Pour aller plus loin, Sollers nous recommande aussi des lectures : Rendez-vous de Christine Angot et Un Homme dans la poche d'Aurélie Philipetti (p. 112), ainsi que La Vie sexuelle de Catherine M. de Catherine Millet, p. 132.

Concernant les traces que les hommes laissent aux femmes, la conclusion ira au fils de Sollers, David : "Papa est comme Dieu, il existe, mais on ne le voit pas.", p. 114.

Conséquent est un adjectif qui va bien avec le mot homme : un homme conséquent. A l'inverse l'inconséquence sent le fruit vert.

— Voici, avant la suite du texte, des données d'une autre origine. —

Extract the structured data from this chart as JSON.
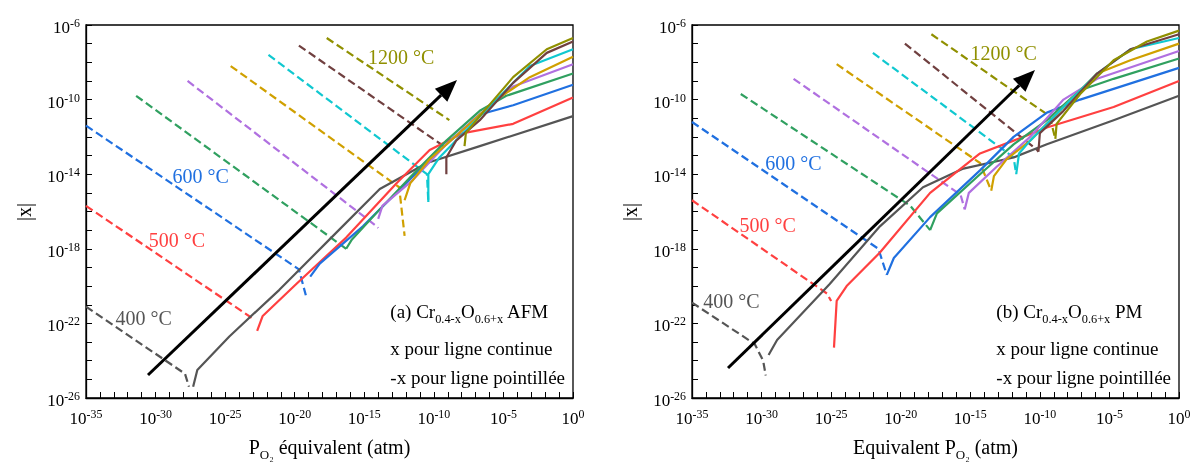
{
  "chart_data": [
    {
      "type": "line",
      "log": "xy",
      "marker": "none",
      "xlabel": "P$_{O₂}$ équivalent (atm)",
      "ylabel": "|x|",
      "annotations": [
        "(a) Cr$_{0.4-x}$O$_{0.6+x}$ AFM",
        "x pour ligne continue",
        "-x pour ligne pointillée"
      ],
      "xlim": [
        1e-35,
        1
      ],
      "ylim": [
        1e-26,
        1e-06
      ],
      "xticks": [
        {
          "value": 1e-35,
          "label": "10$^{-35}$"
        },
        {
          "value": 1e-34,
          "label": null
        },
        {
          "value": 1e-33,
          "label": null
        },
        {
          "value": 1e-32,
          "label": null
        },
        {
          "value": 1e-31,
          "label": null
        },
        {
          "value": 1e-30,
          "label": "10$^{-30}$"
        },
        {
          "value": 1e-29,
          "label": null
        },
        {
          "value": 1e-28,
          "label": null
        },
        {
          "value": 1e-27,
          "label": null
        },
        {
          "value": 1e-26,
          "label": null
        },
        {
          "value": 1e-25,
          "label": "10$^{-25}$"
        },
        {
          "value": 1e-24,
          "label": null
        },
        {
          "value": 1e-23,
          "label": null
        },
        {
          "value": 1e-22,
          "label": null
        },
        {
          "value": 1e-21,
          "label": null
        },
        {
          "value": 1e-20,
          "label": "10$^{-20}$"
        },
        {
          "value": 1e-19,
          "label": null
        },
        {
          "value": 1e-18,
          "label": null
        },
        {
          "value": 1e-17,
          "label": null
        },
        {
          "value": 1e-16,
          "label": null
        },
        {
          "value": 1e-15,
          "label": "10$^{-15}$"
        },
        {
          "value": 1e-14,
          "label": null
        },
        {
          "value": 1e-13,
          "label": null
        },
        {
          "value": 1e-12,
          "label": null
        },
        {
          "value": 1e-11,
          "label": null
        },
        {
          "value": 1e-10,
          "label": "10$^{-10}$"
        },
        {
          "value": 1e-09,
          "label": null
        },
        {
          "value": 1e-08,
          "label": null
        },
        {
          "value": 1e-07,
          "label": null
        },
        {
          "value": 1e-06,
          "label": null
        },
        {
          "value": 1e-05,
          "label": "10$^{-5}$"
        },
        {
          "value": 0.0001,
          "label": null
        },
        {
          "value": 0.001,
          "label": null
        },
        {
          "value": 0.01,
          "label": null
        },
        {
          "value": 0.1,
          "label": null
        },
        {
          "value": 1,
          "label": "10$^{0}$"
        }
      ],
      "yticks": [
        {
          "value": 1e-26,
          "label": "10$^{-26}$"
        },
        {
          "value": 1e-25,
          "label": null
        },
        {
          "value": 1e-24,
          "label": null
        },
        {
          "value": 1e-23,
          "label": null
        },
        {
          "value": 1e-22,
          "label": "10$^{-22}$"
        },
        {
          "value": 1e-21,
          "label": null
        },
        {
          "value": 1e-20,
          "label": null
        },
        {
          "value": 1e-19,
          "label": null
        },
        {
          "value": 1e-18,
          "label": "10$^{-18}$"
        },
        {
          "value": 1e-17,
          "label": null
        },
        {
          "value": 1e-16,
          "label": null
        },
        {
          "value": 1e-15,
          "label": null
        },
        {
          "value": 1e-14,
          "label": "10$^{-14}$"
        },
        {
          "value": 1e-13,
          "label": null
        },
        {
          "value": 1e-12,
          "label": null
        },
        {
          "value": 1e-11,
          "label": null
        },
        {
          "value": 1e-10,
          "label": "10$^{-10}$"
        },
        {
          "value": 1e-09,
          "label": null
        },
        {
          "value": 1e-08,
          "label": null
        },
        {
          "value": 1e-07,
          "label": null
        },
        {
          "value": 1e-06,
          "label": "10$^{-6}$"
        }
      ],
      "series": [
        {
          "name": "400 °C",
          "color": "#555555",
          "line_style": "dashed",
          "x": [
            1e-35,
            1.3e-28,
            2.5e-28
          ],
          "values": [
            7.9e-22,
            2e-25,
            4e-26
          ]
        },
        {
          "name": "500 °C",
          "color": "#ff4040",
          "line_style": "dashed",
          "x": [
            1e-35,
            7.9e-24
          ],
          "values": [
            2e-16,
            2e-22
          ]
        },
        {
          "name": "600 °C",
          "color": "#2070e0",
          "line_style": "dashed",
          "x": [
            1e-35,
            2e-20,
            6.3e-20
          ],
          "values": [
            4e-12,
            7.9e-20,
            3.2e-21
          ]
        },
        {
          "color": "#30a060",
          "line_style": "dashed",
          "x": [
            4e-32,
            5e-17
          ],
          "values": [
            1.6e-10,
            1e-18
          ]
        },
        {
          "color": "#b070e0",
          "line_style": "dashed",
          "x": [
            2e-28,
            7.9e-15,
            1e-14
          ],
          "values": [
            1e-09,
            1.6e-17,
            1.3e-17
          ]
        },
        {
          "color": "#d0a000",
          "line_style": "dashed",
          "x": [
            2.5e-25,
            3.2e-13,
            7.9e-13
          ],
          "values": [
            6.3e-09,
            2e-15,
            5e-18
          ]
        },
        {
          "color": "#10c8d0",
          "line_style": "dashed",
          "x": [
            1.3e-22,
            3.2e-11,
            4e-11
          ],
          "values": [
            2.5e-08,
            1e-14,
            3.2e-16
          ]
        },
        {
          "color": "#704040",
          "line_style": "dashed",
          "x": [
            2e-20,
            5e-10
          ],
          "values": [
            7.9e-08,
            3.2e-13
          ]
        },
        {
          "name": "1200 °C",
          "color": "#909000",
          "line_style": "dashed",
          "x": [
            2e-18,
            1.3e-09
          ],
          "values": [
            2e-07,
            7.9e-12
          ]
        },
        {
          "color": "#555555",
          "x": [
            5e-28,
            1e-27,
            2e-25,
            7.9e-22,
            3.2e-18,
            1.3e-14,
            3.2e-11,
            2e-07,
            1
          ],
          "values": [
            4e-26,
            3.2e-25,
            2e-23,
            6.3e-21,
            3.2e-18,
            1.6e-15,
            4e-14,
            3.2e-13,
            1.3e-11
          ]
        },
        {
          "color": "#ff4040",
          "x": [
            2e-23,
            5e-23,
            1.3e-20,
            5e-17,
            2e-13,
            5e-11,
            1.3e-08,
            5e-05,
            1
          ],
          "values": [
            4e-23,
            2.5e-22,
            1.3e-20,
            4e-18,
            3.2e-15,
            2e-13,
            1.6e-12,
            5e-12,
            1.3e-10
          ]
        },
        {
          "color": "#2070e0",
          "x": [
            1.3e-19,
            6.3e-19,
            7.9e-16,
            3.2e-12,
            7.9e-10,
            2e-07,
            5e-05,
            1
          ],
          "values": [
            3.2e-20,
            1.6e-19,
            1.6e-17,
            7.9e-15,
            4e-13,
            1.6e-11,
            5e-11,
            6.3e-10
          ]
        },
        {
          "color": "#30a060",
          "x": [
            5e-17,
            1.3e-16,
            1.3e-14,
            3.2e-12,
            7.9e-10,
            2e-07,
            1.6e-05,
            1
          ],
          "values": [
            1e-18,
            3.2e-18,
            1.3e-16,
            1e-14,
            6.3e-13,
            2.5e-11,
            1.6e-10,
            2.5e-09
          ]
        },
        {
          "color": "#b070e0",
          "x": [
            1e-14,
            2e-14,
            3.2e-12,
            7.9e-10,
            2e-07,
            5e-05,
            1
          ],
          "values": [
            4e-17,
            2e-16,
            5e-15,
            4e-13,
            1.6e-11,
            5e-10,
            7.9e-09
          ]
        },
        {
          "color": "#d0a000",
          "x": [
            7.9e-13,
            2e-12,
            5e-11,
            1.3e-08,
            3.2e-06,
            0.00079,
            1
          ],
          "values": [
            4e-16,
            3.2e-15,
            6.3e-14,
            2.5e-12,
            1e-10,
            1.6e-09,
            2e-08
          ]
        },
        {
          "color": "#10c8d0",
          "x": [
            4e-11,
            4e-11,
            2.5e-10,
            1.3e-08,
            3.2e-06,
            0.00079,
            1
          ],
          "values": [
            3.2e-16,
            1e-14,
            7.9e-14,
            1.6e-12,
            1e-10,
            6.3e-09,
            5e-08
          ]
        },
        {
          "color": "#704040",
          "x": [
            7.9e-10,
            7.9e-10,
            4e-09,
            2e-07,
            5e-05,
            0.013,
            1
          ],
          "values": [
            1e-14,
            7.9e-14,
            6.3e-13,
            7.9e-12,
            7.9e-10,
            3.2e-08,
            1.3e-07
          ]
        },
        {
          "color": "#909000",
          "x": [
            1.6e-08,
            2e-08,
            2e-07,
            5e-05,
            0.013,
            1
          ],
          "values": [
            3.2e-13,
            1.6e-12,
            1.3e-11,
            1.6e-09,
            5e-08,
            2e-07
          ]
        }
      ]
    },
    {
      "type": "line",
      "log": "xy",
      "marker": "none",
      "xlabel": "Equivalent P$_{O₂}$ (atm)",
      "ylabel": "|x|",
      "annotations": [
        "(b) Cr$_{0.4-x}$O$_{0.6+x}$ PM",
        "x pour ligne continue",
        "-x pour ligne pointillée"
      ],
      "xlim": [
        1e-35,
        1
      ],
      "ylim": [
        1e-26,
        1e-06
      ],
      "xticks": [
        {
          "value": 1e-35,
          "label": "10$^{-35}$"
        },
        {
          "value": 1e-34,
          "label": null
        },
        {
          "value": 1e-33,
          "label": null
        },
        {
          "value": 1e-32,
          "label": null
        },
        {
          "value": 1e-31,
          "label": null
        },
        {
          "value": 1e-30,
          "label": "10$^{-30}$"
        },
        {
          "value": 1e-29,
          "label": null
        },
        {
          "value": 1e-28,
          "label": null
        },
        {
          "value": 1e-27,
          "label": null
        },
        {
          "value": 1e-26,
          "label": null
        },
        {
          "value": 1e-25,
          "label": "10$^{-25}$"
        },
        {
          "value": 1e-24,
          "label": null
        },
        {
          "value": 1e-23,
          "label": null
        },
        {
          "value": 1e-22,
          "label": null
        },
        {
          "value": 1e-21,
          "label": null
        },
        {
          "value": 1e-20,
          "label": "10$^{-20}$"
        },
        {
          "value": 1e-19,
          "label": null
        },
        {
          "value": 1e-18,
          "label": null
        },
        {
          "value": 1e-17,
          "label": null
        },
        {
          "value": 1e-16,
          "label": null
        },
        {
          "value": 1e-15,
          "label": "10$^{-15}$"
        },
        {
          "value": 1e-14,
          "label": null
        },
        {
          "value": 1e-13,
          "label": null
        },
        {
          "value": 1e-12,
          "label": null
        },
        {
          "value": 1e-11,
          "label": null
        },
        {
          "value": 1e-10,
          "label": "10$^{-10}$"
        },
        {
          "value": 1e-09,
          "label": null
        },
        {
          "value": 1e-08,
          "label": null
        },
        {
          "value": 1e-07,
          "label": null
        },
        {
          "value": 1e-06,
          "label": null
        },
        {
          "value": 1e-05,
          "label": "10$^{-5}$"
        },
        {
          "value": 0.0001,
          "label": null
        },
        {
          "value": 0.001,
          "label": null
        },
        {
          "value": 0.01,
          "label": null
        },
        {
          "value": 0.1,
          "label": null
        },
        {
          "value": 1,
          "label": "10$^{0}$"
        }
      ],
      "yticks": [
        {
          "value": 1e-26,
          "label": "10$^{-26}$"
        },
        {
          "value": 1e-25,
          "label": null
        },
        {
          "value": 1e-24,
          "label": null
        },
        {
          "value": 1e-23,
          "label": null
        },
        {
          "value": 1e-22,
          "label": "10$^{-22}$"
        },
        {
          "value": 1e-21,
          "label": null
        },
        {
          "value": 1e-20,
          "label": null
        },
        {
          "value": 1e-19,
          "label": null
        },
        {
          "value": 1e-18,
          "label": "10$^{-18}$"
        },
        {
          "value": 1e-17,
          "label": null
        },
        {
          "value": 1e-16,
          "label": null
        },
        {
          "value": 1e-15,
          "label": null
        },
        {
          "value": 1e-14,
          "label": "10$^{-14}$"
        },
        {
          "value": 1e-13,
          "label": null
        },
        {
          "value": 1e-12,
          "label": null
        },
        {
          "value": 1e-11,
          "label": null
        },
        {
          "value": 1e-10,
          "label": "10$^{-10}$"
        },
        {
          "value": 1e-09,
          "label": null
        },
        {
          "value": 1e-08,
          "label": null
        },
        {
          "value": 1e-07,
          "label": null
        },
        {
          "value": 1e-06,
          "label": "10$^{-6}$"
        }
      ],
      "series": [
        {
          "name": "400 °C",
          "color": "#555555",
          "line_style": "dashed",
          "x": [
            1e-35,
            3.2e-31,
            1.3e-30,
            2e-30
          ],
          "values": [
            1.3e-21,
            7.9e-24,
            1e-24,
            1.6e-25
          ]
        },
        {
          "name": "500 °C",
          "color": "#ff4040",
          "line_style": "dashed",
          "x": [
            1e-35,
            5e-26,
            1e-25
          ],
          "values": [
            4e-16,
            4e-21,
            1.6e-21
          ]
        },
        {
          "name": "600 °C",
          "color": "#2070e0",
          "line_style": "dashed",
          "x": [
            1e-35,
            2.5e-22,
            1e-21
          ],
          "values": [
            6.3e-12,
            1e-18,
            4e-20
          ]
        },
        {
          "color": "#30a060",
          "line_style": "dashed",
          "x": [
            3.2e-32,
            5e-20,
            1.3e-18
          ],
          "values": [
            2e-10,
            2e-16,
            1e-17
          ]
        },
        {
          "color": "#b070e0",
          "line_style": "dashed",
          "x": [
            2e-28,
            2e-16,
            4e-16
          ],
          "values": [
            1.3e-09,
            7.9e-16,
            1.3e-16
          ]
        },
        {
          "color": "#d0a000",
          "line_style": "dashed",
          "x": [
            2.5e-25,
            5e-15,
            3.2e-14
          ],
          "values": [
            7.9e-09,
            4e-14,
            1.3e-15
          ]
        },
        {
          "color": "#10c8d0",
          "line_style": "dashed",
          "x": [
            1e-22,
            1.3e-12,
            2e-12
          ],
          "values": [
            3.2e-08,
            7.9e-14,
            1e-14
          ]
        },
        {
          "color": "#704040",
          "line_style": "dashed",
          "x": [
            2e-20,
            6.3e-11,
            7.9e-11
          ],
          "values": [
            1e-07,
            2e-13,
            1.6e-13
          ]
        },
        {
          "name": "1200 °C",
          "color": "#909000",
          "line_style": "dashed",
          "x": [
            1.6e-18,
            5e-10,
            1.3e-09
          ],
          "values": [
            3.2e-07,
            1.3e-11,
            7.9e-13
          ]
        },
        {
          "color": "#555555",
          "x": [
            3.2e-30,
            1.3e-29,
            7.9e-26,
            3.2e-22,
            4e-19,
            3.2e-16,
            1.3e-12,
            3.2e-10,
            2e-05,
            1
          ],
          "values": [
            2e-24,
            1.3e-23,
            1.3e-20,
            1.6e-17,
            2e-15,
            2e-14,
            7.9e-14,
            4e-13,
            7.9e-12,
            1.6e-10
          ]
        },
        {
          "color": "#ff4040",
          "x": [
            1.6e-25,
            2.5e-25,
            1.3e-24,
            3.2e-22,
            1.3e-18,
            5e-15,
            1.3e-12,
            3.2e-10,
            2e-05,
            1
          ],
          "values": [
            5e-24,
            1.6e-21,
            1e-20,
            6.3e-19,
            1e-15,
            1.3e-13,
            6.3e-13,
            3.2e-12,
            4e-11,
            1e-09
          ]
        },
        {
          "color": "#2070e0",
          "x": [
            1e-21,
            3.2e-21,
            1.3e-18,
            5e-15,
            1.3e-12,
            3.2e-10,
            7.9e-08,
            1
          ],
          "values": [
            4e-20,
            3.2e-19,
            5e-17,
            1.6e-14,
            1e-12,
            2e-11,
            1e-10,
            5e-09
          ]
        },
        {
          "color": "#30a060",
          "x": [
            1.3e-18,
            4e-18,
            5e-15,
            1.3e-12,
            3.2e-10,
            7.9e-08,
            2e-05,
            1
          ],
          "values": [
            1e-17,
            7.9e-17,
            1e-14,
            4e-13,
            7.9e-12,
            3.2e-10,
            1.3e-09,
            1.6e-08
          ]
        },
        {
          "color": "#b070e0",
          "x": [
            4e-16,
            7.9e-16,
            7.9e-14,
            2e-11,
            5e-09,
            1.3e-06,
            1
          ],
          "values": [
            1.3e-16,
            1e-15,
            2.5e-14,
            1e-12,
            1e-10,
            1.3e-09,
            4e-08
          ]
        },
        {
          "color": "#d0a000",
          "x": [
            3.2e-14,
            5e-14,
            4e-13,
            2e-11,
            5e-09,
            1.3e-06,
            0.00032,
            1
          ],
          "values": [
            1.3e-15,
            7.9e-15,
            6.3e-14,
            6.3e-13,
            4e-11,
            2.5e-09,
            1.3e-08,
            1e-07
          ]
        },
        {
          "color": "#10c8d0",
          "x": [
            2e-12,
            3.2e-12,
            2e-11,
            5e-09,
            1.3e-06,
            0.00032,
            1
          ],
          "values": [
            1e-14,
            1.3e-13,
            6.3e-13,
            4e-11,
            2.5e-09,
            5e-08,
            2e-07
          ]
        },
        {
          "color": "#704040",
          "x": [
            7.9e-11,
            1e-10,
            5e-09,
            1.3e-06,
            0.00032,
            1
          ],
          "values": [
            1.6e-13,
            1.6e-12,
            2.5e-11,
            2.5e-09,
            5e-08,
            3.2e-07
          ]
        },
        {
          "color": "#909000",
          "x": [
            1.3e-09,
            1.6e-09,
            7.9e-08,
            2e-05,
            0.005,
            1
          ],
          "values": [
            7.9e-13,
            5e-12,
            2e-10,
            1.3e-08,
            1.3e-07,
            5e-07
          ]
        }
      ]
    }
  ]
}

Alors j'irai chercher ailleurs le dernier mot, il ira à un Chinois, cité par Philippe Sollers dans Devenir chinois : "Finissons par cette nouvelle traduction des extraordinaires Écrits de Maître Wen. Livre de la pénétration du mystère (1) :

« L'homme du Tao est vacuité, équanimité, limpidité, souplesse, simplicité. La vacuité est sa demeure, l'équanimité sa nature, la limpidité son miroir, la souplesse son agir, le retour sa constante. Chez lui, la souplesse est dure, la faiblesse forte, la simplicité pilier. »"

http://www.philippesollers.net/deveni...

(1) Texte traduit et annoté par Jean Levi, « Bibliothèque chinoise », Les Belles Lettres, 2012.
Profile Image for tomasawyer.
754 reviews6 followers
January 25, 2017
Jolie plume, pleine d'érudition littéraire. C'pas un roman, ni un essai, juste un agréable bavardage sur les femmes sa vie et les ennuyeuses querelles du milieu littéraire. Sympa sans plus. D'Ormesson aurait fait plus long dans le genre.